The ICC judges issued an urgent request to Nigeria to arrest and surrender Bashir and reminded the West African nation of its obligations.

“Accordingly, it is under the obligation…to execute the pending Court’s decisions concerning the arrest and surrender of Omar Al Bashir,” the three-judge chamber said in document made public on Tuesday.

The row that erupted over Bashir’s trip highlights the increasing diplomatic difficulty faced by the Sudanese leader since his indictment.

Many countries have asked Bashir publicly or privately to stay away from summits it is hosting while other world leaders refuse to meet with him. At one point in 2011 his plane was forced to return to its point of origin on his way to China after Turkmenistan and Tajikistan refused to allow him into their airspace.

In late 2011, a local judge in Nairobi issued a provisional arrest warrant for Bashir in response for a motion by the Kenyan chapter of the International Commission of Jurists (ICJ) after the government of then president Mwai Kibaki allowed the Sudanese president to attend the promulgation of the country’s new constitution in August 2010.

The ruling infuriated Bashir who expelled the Kenyan envoy and gave Nairobi two weeks to reverse the decision before imposing sanctions.

The government in Nairobi convinced Khartoum that it would appeal the decision which it did a few weeks later.

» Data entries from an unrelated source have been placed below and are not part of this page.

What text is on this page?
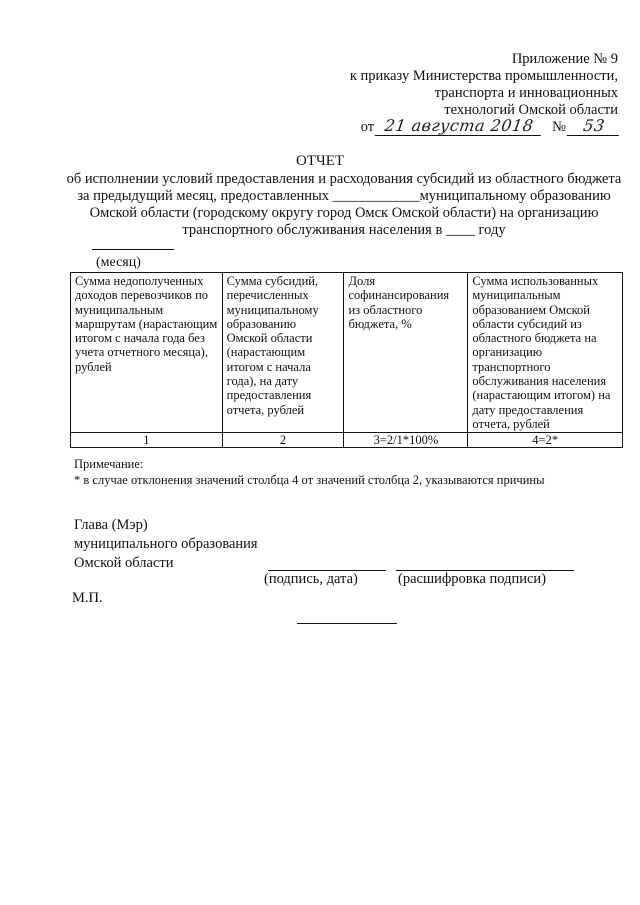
Приложение № 9
к приказу Министерства промышленности,
транспорта и инновационных
технологий Омской области
от 21 августа 2018	№	53
ОТЧЕТ
об исполнении условий предоставления и расходования субсидий из областного бюджета за предыдущий месяц, предоставленных ____________муниципальному образованию Омской области (городскому округу город Омск Омской области) на организацию транспортного обслуживания населения в ____ году
(месяц)
Сумма недополученных доходов перевозчиков по муниципальным маршрутам (нарастающим итогом с начала года без учета отчетного месяца), рублей	Сумма субсидий, перечисленных муниципальному образованию Омской области (нарастающим итогом с начала года), на дату предоставления отчета, рублей	Доля софинансирования из областного бюджета, %	Сумма использованных муниципальным образованием Омской области субсидий из областного бюджета на организацию транспортного обслуживания населения (нарастающим итогом) на дату предоставления отчета, рублей
1	2	3=2/1*100%	4=2*
Примечание:
* в случае отклонения значений столбца 4 от значений столбца 2, указываются причины
Глава (Мэр)
муниципального образования
Омской области
(подпись, дата)	(расшифровка подписи)
М.П.
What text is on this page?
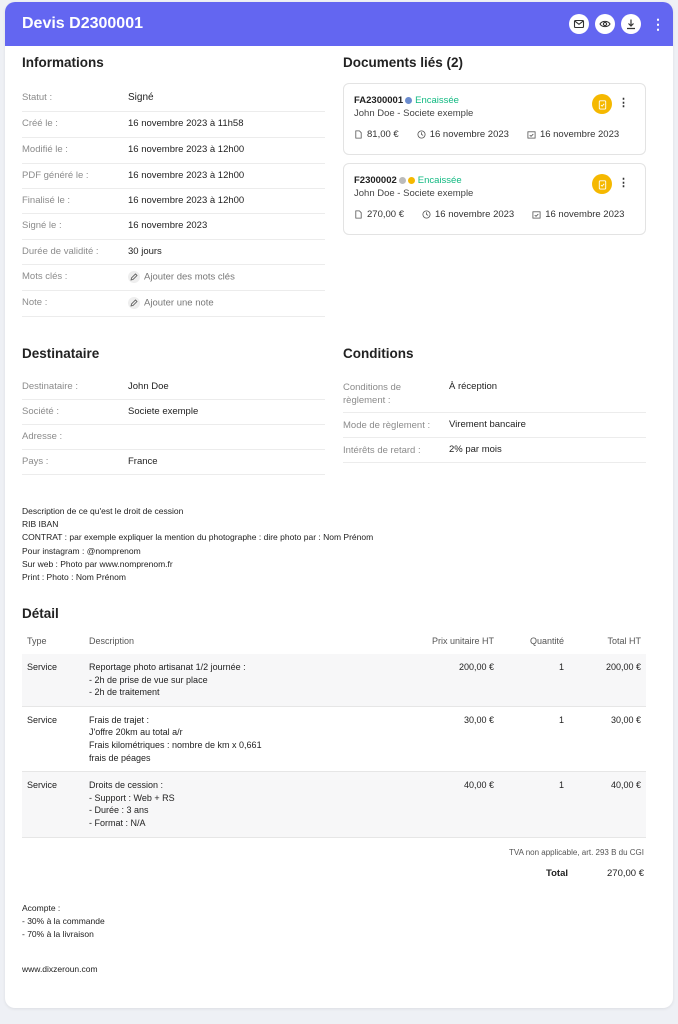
Devis D2300001	⋮
Informations
Statut :	Signé
Créé le :	16 novembre 2023 à 11h58
Modifié le :	16 novembre 2023 à 12h00
PDF généré le :	16 novembre 2023 à 12h00
Finalisé le :	16 novembre 2023 à 12h00
Signé le :	16 novembre 2023
Durée de validité :	30 jours
Mots clés :	Ajouter des mots clés
Note :	Ajouter une note
Documents liés (2)
FA2300001 Encaissée
John Doe - Societe exemple
81,00 €	16 novembre 2023	16 novembre 2023
⋮
F2300002 Encaissée
John Doe - Societe exemple
270,00 €	16 novembre 2023	16 novembre 2023
⋮
Destinataire
Destinataire :	John Doe
Société :	Societe exemple
Adresse :
Pays :	France
Conditions
Conditions de règlement :
À réception
Mode de règlement :	Virement bancaire
Intérêts de retard :	2% par mois
Description de ce qu'est le droit de cession
RIB IBAN
CONTRAT : par exemple expliquer la mention du photographe : dire photo par : Nom Prénom
Pour instagram : @nomprenom
Sur web : Photo par www.nomprenom.fr
Print : Photo : Nom Prénom
Détail
Type	Description	Prix unitaire HT	Quantité	Total HT
Service	Reportage photo artisanat 1/2 journée :
- 2h de prise de vue sur place
- 2h de traitement	200,00 €	1	200,00 €
Service	Frais de trajet :
J'offre 20km au total a/r
Frais kilométriques : nombre de km x 0,661
frais de péages	30,00 €	1	30,00 €
Service	Droits de cession :
- Support : Web + RS
- Durée : 3 ans
- Format : N/A	40,00 €	1	40,00 €
TVA non applicable, art. 293 B du CGI
Total	270,00 €
Acompte :
- 30% à la commande
- 70% à la livraison
www.dixzeroun.com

The appellate court refused a request by the government to suspend the warrant against Bashir and ordered that it stays in effect until the appeal is fully heard.

It is not clear when a decision might be made on the case.

Ironically the current Kenyan president Uhuru Kenyatta himself is awaiting trial at the ICC for his alleged role in the post-election violence of 2007. However, unlike Bashir he has cooperated with the court throughout the process which likely allowed him to avoid the isolation imposed on his Sudanese peer.

Another irony is the fact that Bashir was accompanied by his health minister Bahr Idriss Abu Garda, a former Darfur rebel leader, who stood before the ICC voluntarily after being charged in the 2007 killing of African peacekeeper.

ICC judges acquitted him saying that the prosecution failed to prove that ABu Garda played a role in the deadly assault that left 12 soldiers dead and wounded eight others.